Sur la question de l'autonomie, la loi organique déterminerait les conditions du contrôle juridictionnel du Conseil d'État, d'une modification d'une loi promulguée ultérieurement à l'entrée en vigueur du statut, etc. Pour les collectivités d'outre-mer l'intégralité de l'article 74 continuera à s'appliquer.

Une innovation de la réunion des deux articles résiderait dans la faculté pour les DROM de déroger à l'uniformité de l'organisation institutionnelle nationale par le biais d'une loi organique. La loi NOTRe, censée être une loi de simplification, est appliquée à des territoires dont la taille n'est pas adaptée. Elle a conduit à créer des couches supplémentaires, à affecter des missions et des budgets créant des difficultés pour les petites collectivités. Certes, elle peut se comprendre au niveau national où les territoires sont regroupés sur une étendue considérable et où la mutualisation des compétences les rend plus faciles à exercer. En revanche, à l'exception de la Guyane, nos territoires ne sont pas étendus et il n'est pas opportun que plusieurs instances aient des compétences qui se chevauchent.

Sur la consultation des populations, actuellement, la loi prévoit que les populations sont consultées sur le principe de changement de régime juridique. Il s'agirait donc de consulter sur les compétences transférées dès lors qu'elles sont assorties d'un changement de régime juridique - de l'identité à la spécialité ou l'inverse. Toutefois, la loi organique qui définit le statut n'est pas figée dans le temps. J'ai même moi-même déposé deux propositions de loi organique au cours des douze années de mon mandat. Lorsqu'il s'agit de la demande d'un nouveau bloc de compétences ou d'une compétence importante nouvelle, faut-il ou non une consultation de la population ? Cela suppose que les élus lancent une importante action de communication pour en expliquer les raisons, la stratégie, les moyens et la méthode, de manière à obtenir l'aval de la population.
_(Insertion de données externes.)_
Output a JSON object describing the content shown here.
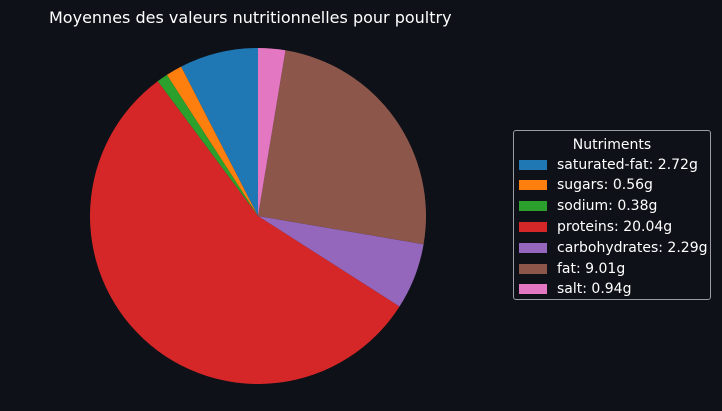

Nous ne sommes qu'au début de la réflexion. Il faudrait débattre de la manière d'intégrer ces éléments. À plusieurs reprises, vous avez évoqué la consultation de juristes comme Véronique Bertile. Initialement, nous avions prévu d'organiser le colloque avec l'Association des juristes en droit des outre-mer (AJDOM) qu'elle a créée avec le Professeur Ferdinand Mélin-Soucramanien. Elle fait partie des experts que nous prévoyons d'auditionner en visioconférence.

Je souhaite que nous parvenions à une belle synthèse, laissant des portes ouvertes pour que chacune des collectivités puisse choisir son avenir.